Eurostoxx 50 & the DAX index were up 0.9% with the UK FTSE100 future rising by 1%. Though the picture was much more bleak with UK equity bourses, Emini futures for the S&P 500 fell 0.8% , whilst NASDAQ slipped by 1.3%, though this is likely due to Tesla being excluded from joining the S&P 500 Index (more on this later, watch out for a dedicated article).
“It is not unthinkable that global equities are set to churn in a range for a while as some of the orphan sectors/countries are refranchised while the richly valued sectors pause or unwind. On the balance of probabilities, last week’s correction has further room to go” – Jefferies
Perhaps this is not another case of equities taking a dive and being completed recovered, potentially a much deeper correction – though there has to be a catalyst for this. Forward valuation will not cut it, because if this was the case, equities would have corrected months ago, traders should bear this mind.
Crude Oil dropped to $39 a barrel, it’s lowest price since July , following a decision by Saudi Arabia to discount the Oil sold to Asia – a move that raises concerns about tangible demand. If demand is lagging, it makes sense for Saudi Arabia to make the price of its oil cheaper , virus concerns has left Oil demand up in the air once again. However a recent trade report released today showed China imported 47.48 million tonnes of crude in August , whilst this is a slip when looking at June/July import levels it is 12.6% higher than August imports in 2019. So if Chinese imports are strong why are oil prices still under pressure? well because the increased level of crude imports by China can be attributed towards a market share war with Saudi Arabia and Russia, and not indicative of actual demand.

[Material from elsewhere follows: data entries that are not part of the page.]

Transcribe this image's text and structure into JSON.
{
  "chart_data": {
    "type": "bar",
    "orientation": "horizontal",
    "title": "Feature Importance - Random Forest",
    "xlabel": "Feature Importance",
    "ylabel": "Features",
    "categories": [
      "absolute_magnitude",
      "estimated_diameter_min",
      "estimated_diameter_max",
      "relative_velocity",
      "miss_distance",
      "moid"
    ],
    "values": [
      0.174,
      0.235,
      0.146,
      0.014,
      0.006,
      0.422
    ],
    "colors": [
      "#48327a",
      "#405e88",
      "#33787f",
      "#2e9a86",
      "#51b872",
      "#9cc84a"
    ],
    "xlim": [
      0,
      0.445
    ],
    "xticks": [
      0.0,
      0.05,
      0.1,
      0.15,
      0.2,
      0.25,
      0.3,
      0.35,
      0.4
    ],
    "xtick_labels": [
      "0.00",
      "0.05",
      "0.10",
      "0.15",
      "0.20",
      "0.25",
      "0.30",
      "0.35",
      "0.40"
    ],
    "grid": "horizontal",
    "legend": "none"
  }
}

“There is an enormous amount of uncertainty, but we don’t expect any additional serious slowdown in the coming months. Even though (the market is) not expecting real robust growth coming back soon, the view on demand is more stable compared with three months ago,” – Keisuke Sadamori, IEA director
FX movements have been fairly muted, it is Memorial day in the US and this will result in reduced volumes, which may mean a decline will extend into tomorrows trading session. The DXY rose 0.15% ahead of key data releases such as Initial Jobless claims. Markets however will be focusing on the ECB interest rate decision and statement this week.